Suddenly he raised his voice. “Cops. Keep your glass down.”

I quickly lowered my Blue Nun and we drove on, acting cool as the state trooper passed on our left.

By now Scheer was doing the cop’s voice. “I know city slickers when I see ’em and them thar’s two of the slickest of ’em all. I’d wager they’re up to no good.”

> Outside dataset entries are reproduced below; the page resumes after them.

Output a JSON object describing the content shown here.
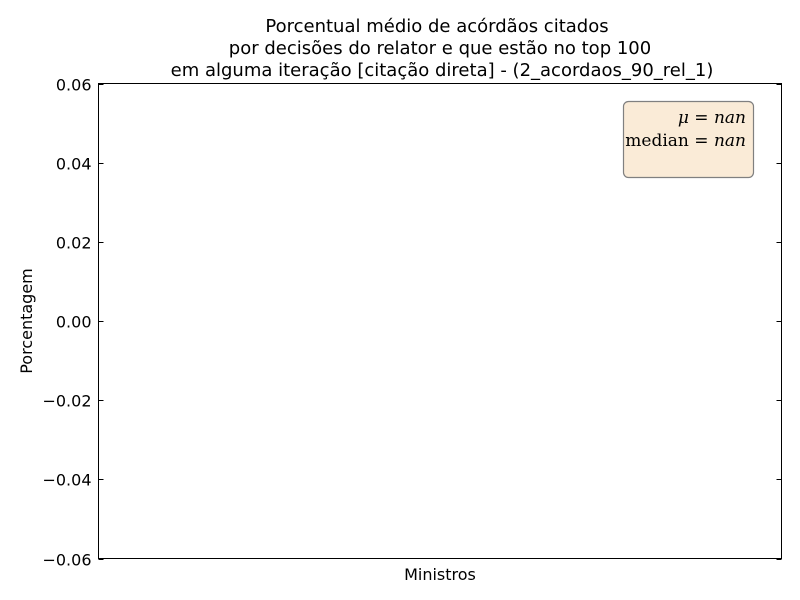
{
  "chart_data": {
    "type": "bar",
    "title_lines": [
      "Porcentual médio de acórdãos citados",
      "por decisões do relator e que estão no top 100",
      "em alguma iteração [citação direta] - (2_acordaos_90_rel_1)"
    ],
    "xlabel": "Ministros",
    "ylabel": "Porcentagem",
    "ylim": [
      -0.06,
      0.06
    ],
    "yticks": [
      0.06,
      0.04,
      0.02,
      0.0,
      -0.02,
      -0.04,
      -0.06
    ],
    "ytick_labels": [
      "0.06",
      "0.04",
      "0.02",
      "0.00",
      "−0.02",
      "−0.04",
      "−0.06"
    ],
    "categories": [],
    "values": [],
    "annotation": {
      "mean_symbol": "μ",
      "mean_value": "nan",
      "median_label": "median",
      "median_value": "nan",
      "placement": "top-right",
      "box_color": "#faebd7"
    },
    "grid": false,
    "legend": "none"
  }
}
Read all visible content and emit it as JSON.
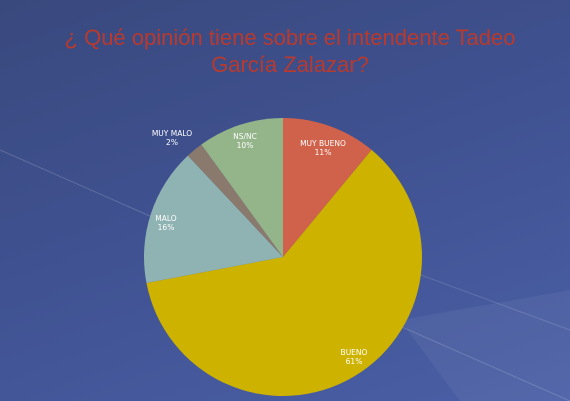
{
  "slide": {
    "title": "¿ Qué opinión tiene sobre el intendente Tadeo García Zalazar?"
  },
  "colors": {
    "title": "#b83a2e",
    "background": "#3f5190"
  },
  "chart_data": {
    "type": "pie",
    "title": "¿ Qué opinión tiene sobre el intendente Tadeo García Zalazar?",
    "start_angle_deg": 0,
    "direction": "clockwise",
    "slices": [
      {
        "label": "MUY BUENO",
        "value": 11,
        "pct_label": "11%",
        "color": "#d0614a"
      },
      {
        "label": "BUENO",
        "value": 61,
        "pct_label": "61%",
        "color": "#cdb200"
      },
      {
        "label": "MALO",
        "value": 16,
        "pct_label": "16%",
        "color": "#8fb2b2"
      },
      {
        "label": "MUY MALO",
        "value": 2,
        "pct_label": "2%",
        "color": "#8a7a6e"
      },
      {
        "label": "NS/NC",
        "value": 10,
        "pct_label": "10%",
        "color": "#94b48a"
      }
    ]
  }
}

To all this I responded with laughter, happy to be in league against the world of hypocrites and rulemongers.

When it began to grow dark, Scheer chose a steak house. I was worried it might be too expensive, but he told me, “Dinner’s on me tonight.”

Inside, it was busy, a popular place, the only table open a small one near the bar.

To the waitress Scheer said, “I’ll have a vodka martini, very dry, two olives, and my son here will have a beer.”

The waitress looked at me.

“He got any ID?”

“Not on me,” I said.

“Can’t serve you, then.”

“I was there at his birth. I can vouch for him,” said Scheer.

“Sorry, no ID, no alcohol.”

“Okay, then,” said Scheer. “Changed my mind. I’ll have a vodka martini, very dry, two olives, and a beer chaser.”

Through her tight lips the waitress said, “You gonna let your friend drink that beer I can’t serve it to you.”

“They’re both for me,” Scheer assured her. He deepened his voice a little, opened the tone a little, injecting it with an Eastern or Ivy League authority whose influence did not entirely dissipate even all the way out here in the steak house on the plains. The waitress, resentful, complied.